What if all this worrying is making it worse? I know the power of positive thinking, so I’m going to try to shift all my focus towards thinking positively:
- I can swim and I should swim. I got into the Master’s group officially on Tuesday and Thursday mornings so at least some of my workouts have a social aspect and can be planned by someone else!
- I can do yoga and I know that it will probably help my hip.
- I can focus on my school work, the Gazette, and all the other things that keep me busy.
- I can really commit to training smart from here on out: no more random long runs just for the heck of it. No more not stretching after a big workout. Foam rolling all the time. More yoga.
- It’s only January. Even if I can’t do the Hypothermic Half in two weekends (or can’t race it but use it as a training run instead–this is kind of my hope), I PROBABLY will be okay for Around the Bay. It’s not til March! I definitely do not have to let this freak me out in terms of tris, which don’t start til the end of May! The extra time in the pool is important, and my body is probably loving a break from the spin classes in some way.
- I don’t have the compulsion to exercise like I used to. I think I would have gone insane if this had happened a year ago.
- I’m reading up on injuries and realizing I am not alone, this will get better, and I’m going through a lot of things that other people did. This Runners Feed article about injury management puts it in perspective and is making me think ahead to my return to training.
- I will not get fat from this. My body knows what it’s doing. I stole this from Active.com’s article about injury, diet, and recovery:
Q: “I’m afraid I’ll gain weight now that I’m injured and can’t exercise the way I like to …”
A: According to weight-control theory, the more you exercise, the more you’ll eat; the less you exercise, the less hungry you’ll be and the less you’ll eat. But life factors easily confound this simple system and some athletes do gain weight because they eat for reasons other than hunger.
For example, an injured athlete who meets up with his teammates for dinner (after they have worked out) may eat just as much as they do which could be 600 excess calories for him.
Many active people equate weight gain with lack of exercise, but I often equate it with stress. That is, weight gained with injury generally relates to injury-created stress and unhappiness.
Injury is a good time to learn that your body won’t get fat on you. If you eat when you are hungry and stop when you are content, you won’t gain weight. Just be sure to use food for fuel, not for entertainment or lifting your spirits. (Note: You may gain some weight if you are very underweight but you’ll also get healthier.)Important: Do not severely restrict your food intake when you are injured. Your body needs adequate nutrition to heal your injury. Eliminating healthful foods hinders the process. Be wise!

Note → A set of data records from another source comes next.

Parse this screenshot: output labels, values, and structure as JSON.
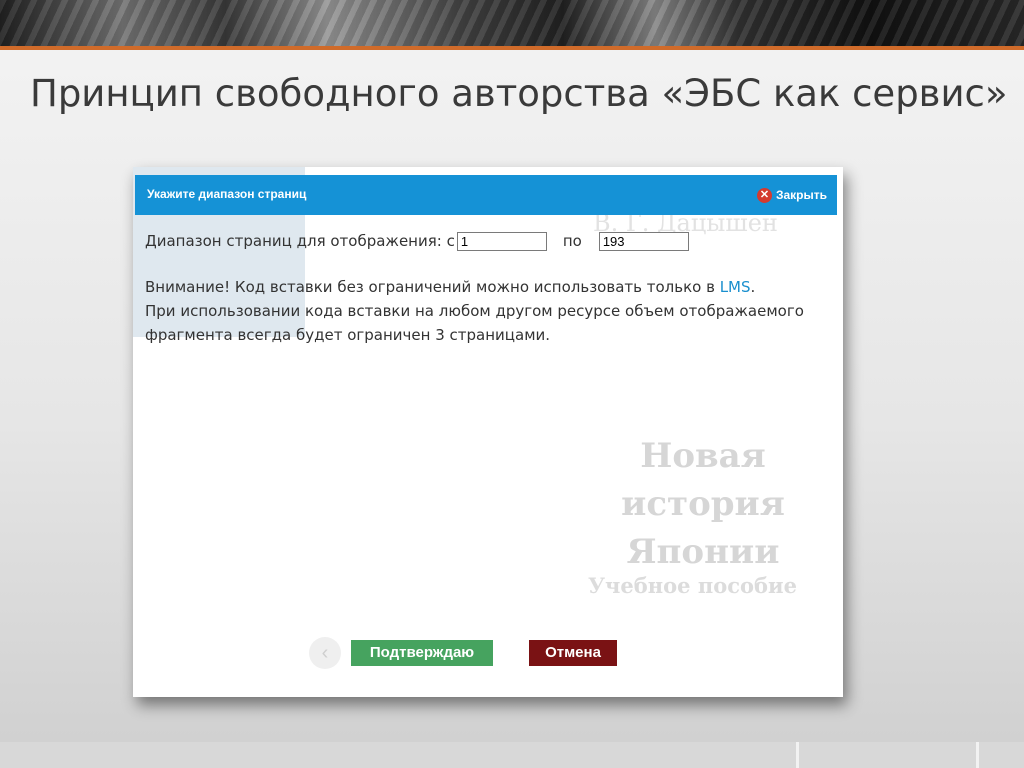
{
  "slide": {
    "title": "Принцип свободного авторства «ЭБС как сервис»"
  },
  "background_page": {
    "author": "В. Г. Дацышен",
    "book_title_line1": "Новая история",
    "book_title_line2": "Японии",
    "subtitle": "Учебное пособие"
  },
  "dialog": {
    "title": "Укажите диапазон страниц",
    "close_label": "Закрыть",
    "close_icon": "close-circle-icon",
    "range_label": "Диапазон страниц для отображения: с",
    "range_from": "1",
    "range_to_label": "по",
    "range_to": "193",
    "notice_text": "Внимание! Код вставки без ограничений можно использовать только в",
    "notice_link": "LMS",
    "notice_end": ".",
    "notice_line2": "При использовании кода вставки на любом другом ресурсе объем отображаемого фрагмента всегда будет ограничен 3 страницами",
    "notice_line2_end": ".",
    "confirm_label": "Подтверждаю",
    "cancel_label": "Отмена"
  },
  "colors": {
    "header_bg": "#1592d6",
    "confirm_bg": "#46a35f",
    "cancel_bg": "#7a1214",
    "link": "#1a8fce",
    "accent_line": "#d06b2a"
  }
}
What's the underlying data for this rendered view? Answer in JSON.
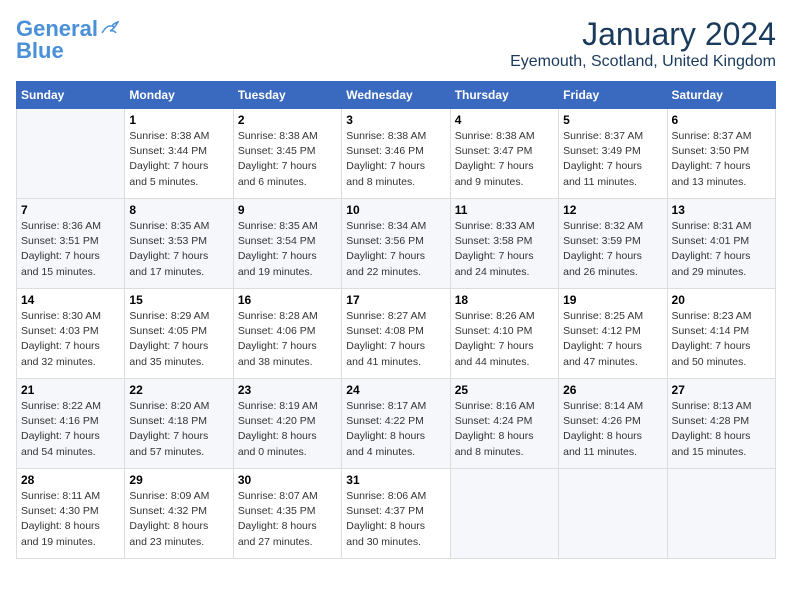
{
  "logo": {
    "text_general": "General",
    "text_blue": "Blue"
  },
  "title": "January 2024",
  "subtitle": "Eyemouth, Scotland, United Kingdom",
  "days_of_week": [
    "Sunday",
    "Monday",
    "Tuesday",
    "Wednesday",
    "Thursday",
    "Friday",
    "Saturday"
  ],
  "weeks": [
    [
      {
        "day": "",
        "info": ""
      },
      {
        "day": "1",
        "info": "Sunrise: 8:38 AM\nSunset: 3:44 PM\nDaylight: 7 hours\nand 5 minutes."
      },
      {
        "day": "2",
        "info": "Sunrise: 8:38 AM\nSunset: 3:45 PM\nDaylight: 7 hours\nand 6 minutes."
      },
      {
        "day": "3",
        "info": "Sunrise: 8:38 AM\nSunset: 3:46 PM\nDaylight: 7 hours\nand 8 minutes."
      },
      {
        "day": "4",
        "info": "Sunrise: 8:38 AM\nSunset: 3:47 PM\nDaylight: 7 hours\nand 9 minutes."
      },
      {
        "day": "5",
        "info": "Sunrise: 8:37 AM\nSunset: 3:49 PM\nDaylight: 7 hours\nand 11 minutes."
      },
      {
        "day": "6",
        "info": "Sunrise: 8:37 AM\nSunset: 3:50 PM\nDaylight: 7 hours\nand 13 minutes."
      }
    ],
    [
      {
        "day": "7",
        "info": "Sunrise: 8:36 AM\nSunset: 3:51 PM\nDaylight: 7 hours\nand 15 minutes."
      },
      {
        "day": "8",
        "info": "Sunrise: 8:35 AM\nSunset: 3:53 PM\nDaylight: 7 hours\nand 17 minutes."
      },
      {
        "day": "9",
        "info": "Sunrise: 8:35 AM\nSunset: 3:54 PM\nDaylight: 7 hours\nand 19 minutes."
      },
      {
        "day": "10",
        "info": "Sunrise: 8:34 AM\nSunset: 3:56 PM\nDaylight: 7 hours\nand 22 minutes."
      },
      {
        "day": "11",
        "info": "Sunrise: 8:33 AM\nSunset: 3:58 PM\nDaylight: 7 hours\nand 24 minutes."
      },
      {
        "day": "12",
        "info": "Sunrise: 8:32 AM\nSunset: 3:59 PM\nDaylight: 7 hours\nand 26 minutes."
      },
      {
        "day": "13",
        "info": "Sunrise: 8:31 AM\nSunset: 4:01 PM\nDaylight: 7 hours\nand 29 minutes."
      }
    ],
    [
      {
        "day": "14",
        "info": "Sunrise: 8:30 AM\nSunset: 4:03 PM\nDaylight: 7 hours\nand 32 minutes."
      },
      {
        "day": "15",
        "info": "Sunrise: 8:29 AM\nSunset: 4:05 PM\nDaylight: 7 hours\nand 35 minutes."
      },
      {
        "day": "16",
        "info": "Sunrise: 8:28 AM\nSunset: 4:06 PM\nDaylight: 7 hours\nand 38 minutes."
      },
      {
        "day": "17",
        "info": "Sunrise: 8:27 AM\nSunset: 4:08 PM\nDaylight: 7 hours\nand 41 minutes."
      },
      {
        "day": "18",
        "info": "Sunrise: 8:26 AM\nSunset: 4:10 PM\nDaylight: 7 hours\nand 44 minutes."
      },
      {
        "day": "19",
        "info": "Sunrise: 8:25 AM\nSunset: 4:12 PM\nDaylight: 7 hours\nand 47 minutes."
      },
      {
        "day": "20",
        "info": "Sunrise: 8:23 AM\nSunset: 4:14 PM\nDaylight: 7 hours\nand 50 minutes."
      }
    ],
    [
      {
        "day": "21",
        "info": "Sunrise: 8:22 AM\nSunset: 4:16 PM\nDaylight: 7 hours\nand 54 minutes."
      },
      {
        "day": "22",
        "info": "Sunrise: 8:20 AM\nSunset: 4:18 PM\nDaylight: 7 hours\nand 57 minutes."
      },
      {
        "day": "23",
        "info": "Sunrise: 8:19 AM\nSunset: 4:20 PM\nDaylight: 8 hours\nand 0 minutes."
      },
      {
        "day": "24",
        "info": "Sunrise: 8:17 AM\nSunset: 4:22 PM\nDaylight: 8 hours\nand 4 minutes."
      },
      {
        "day": "25",
        "info": "Sunrise: 8:16 AM\nSunset: 4:24 PM\nDaylight: 8 hours\nand 8 minutes."
      },
      {
        "day": "26",
        "info": "Sunrise: 8:14 AM\nSunset: 4:26 PM\nDaylight: 8 hours\nand 11 minutes."
      },
      {
        "day": "27",
        "info": "Sunrise: 8:13 AM\nSunset: 4:28 PM\nDaylight: 8 hours\nand 15 minutes."
      }
    ],
    [
      {
        "day": "28",
        "info": "Sunrise: 8:11 AM\nSunset: 4:30 PM\nDaylight: 8 hours\nand 19 minutes."
      },
      {
        "day": "29",
        "info": "Sunrise: 8:09 AM\nSunset: 4:32 PM\nDaylight: 8 hours\nand 23 minutes."
      },
      {
        "day": "30",
        "info": "Sunrise: 8:07 AM\nSunset: 4:35 PM\nDaylight: 8 hours\nand 27 minutes."
      },
      {
        "day": "31",
        "info": "Sunrise: 8:06 AM\nSunset: 4:37 PM\nDaylight: 8 hours\nand 30 minutes."
      },
      {
        "day": "",
        "info": ""
      },
      {
        "day": "",
        "info": ""
      },
      {
        "day": "",
        "info": ""
      }
    ]
  ]
}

SO many good tidbits. I love that it points out that the unhappiness is the issue, not the not being able to train. I’ve GOT to change my perspective! I can do this. I also LOVE that they point out that this is an OPPORTUNITY and a CHANCE to show yourself that you’re not going to explode and get fat due to an injury. With my dessert challenge, trusting is already on my agenda, but this is so healthy to look at it as an OPPORTUNITY and something positive rather than a sentence or something to suffer through. Taking positive things–a renewed gratefulness, dedication to smart training, and the opportunity to show myself that a week or two off won’t kill me or wreck my fitness or body–from this is key.
“Pain is inevitable. Suffering is optional.” ~M. Kathleen Casey
“If you’re going through hell, keep going.” ~Winston Churchill
One. day. at. a. time.
I will not be injured forever–to think that this hip will be sore forever is RIDICULOUS. I need to keep that in mind. I also need to stay focused on these positive realizations I’ve made and just channel all my energy into good things. Yes it’s cheesy, but cheese is where it’s at.
How have you dealt with injury in the past?
What’s a crappy situation you put a positive spin on for yourself?
What’s your favourite make yourself feel better quote?